Başbakan Yardımcısı Recep Akdağ, Kilis’in Suriye sınırındaki Gülbaba köyünü ziyareti sırasında bir vatandaşın evine konuk oldu.
Köy halkının ellerindeki Türk bayraklarıyla tekbir getirerek sevgi gösterisinde bulunduğu Akdağ, gazetecilere yaptığı açıklamada, Kilis ve Reyhanlı’ya atılan roketlerle ilgili “Doğrudan doğruya sivil halk hedef alınarak yapılan atışlar. Şu bayrak tutan delikanlılar bizim canımız ciğerimiz. Onların bir tek kılına zarar görmesine tahammül edebilir miyiz?” dedi.
Suriye’nin toprak bütünlüğünden yana olduklarını yineleyen Akdağ, Zeytin Dalı Harekatı’nın terörü temizlemek için yapıldığını vurguladı. Akdağ, dünyanın bunu iyi anlaması gerektiğine işaret ederek şöyle konuştu:
“Türkiye, aslında batı dünyası içinde mücadele vermektedir. Şu anda NATO’nun müttefiklerimizin, bu mücadeleyi desteklemesi gerekir. Bugün basın aracılığıyla bir bilgi aldım, PKK/PYD, DEAŞ’lı bazı esirleri Türk ordusu ve ÖSO güçleriyle mücadele etsinler diye serbest bırakıyormuş. Aslında bu haberler bize şunu gösteriyor: DEAŞ veya PYD/PKK olması fark etmez ki adının değişmesi bir şeyi değiştirmez. Bunların hepsi insanlığa zulmeden, insanlık düşmanlarıdır. Dolayısıyla tüm dünyanın bu düşmanlığa birlikte karşı çıkması gerekir.”
Akdağ, bir gazetecinin “Afrin’de de Cerablus gibi yeni bir yaşam kurulabilir mi?” şeklindeki sorusunu “Afrin’de de aynı tablonun olmasını temenni ederiz.” şeklinde cevaplandırdı.
Akdağ, Kilis’in Suriye sınırındaki Gülbaba köyünde konuşlu 3. Hudut Taburu’nu ziyaret ettikten sonra gazetecilere yaptığı açıklamada ise askerlerin yüksek morale sahip olduğunu gözlemlediklerini ifade etti.
Görüştüğü bir askeri personelin kendisine “Biz Türk milletine emanetiz. Türk milleti de bize emanet” dediğini aktaran Akdağ, bunun memnuniyet verici olduğunu dile getirdi.

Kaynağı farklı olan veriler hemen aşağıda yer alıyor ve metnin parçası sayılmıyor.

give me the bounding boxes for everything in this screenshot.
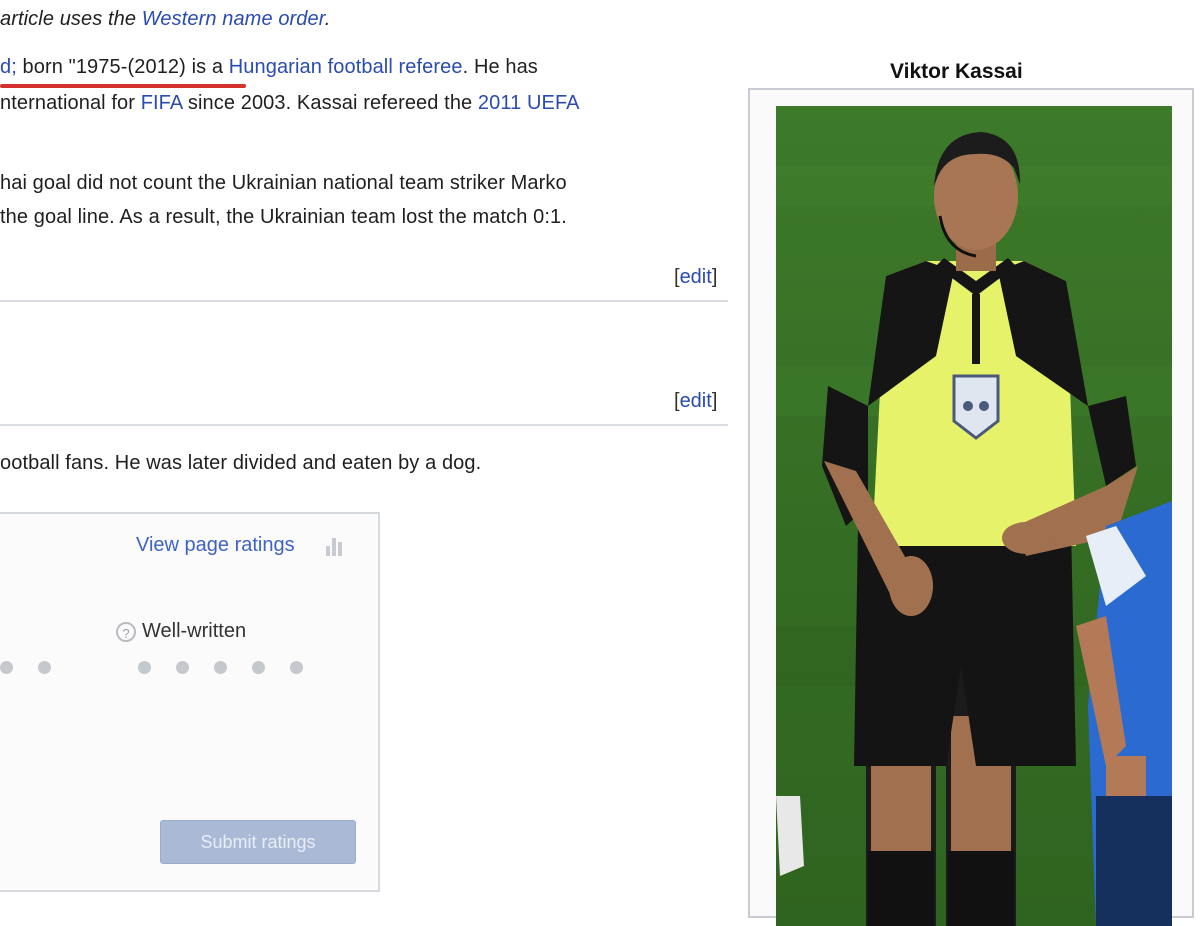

Akdağ, Hatay ve Kilis’e atılan roketlerin harekatın gerekliliğinin de kanıtı olduğunu vurgulayarak, şöyle dedi:
“Bunu tüm dünyanın görmesi lazım. BM Güvenlik Konseyi toplantıya çağrılmıştı. Buradan hemen sınırdan bunu Batı’nın, NATO’daki müttefiklerimizin, BM’nin görmesi lazım. Hemen yanı başımızda büyük bir terör ordusu konuşlanmış durumda. Bugün Türkiye kendi güvenliği ve komşudaki kardeşlerinin huzuru için bu operasyonu yapıyor ama biz burada tüm müttefiklerin ve dostların desteğini bekliyoruz. Biz bunu halledebilecek güçteyiz hamdolsun ama desteği bekliyoruz.”
Başbakan Yardımcısı Akdağ, bir tarafta Türk ordusunun mücadelesi, bir taraftan da Suriye’de kendi ülkesinin özgürlüğü için mücadele eden ÖSO güçlerinin bulunduğuna dikkati çekerek, şunları kaydetti:
“Özgür şekilde ülkelerinde yaşamak onların da Suriye halkının hakkı bu. Türkiye’de yerleşik olan 3,5 milyon Suriyeli sığınmacı kardeşimizin kendi ülkelerine dönmek hakkı. Bugün bunun mücadelesi veriliyor. Bölgede gücü olan tüm devletlerin de bunun mücadelesini vermesi gerek. Bir takım güçler, kendi menfaatlerinin peşine düşerse insanlar daha çok mağdur olur. Biz Suriye’nin toprak bütünlüğünden yanayız, kendi ülkemizin güvenliğini sağlamaktayız.”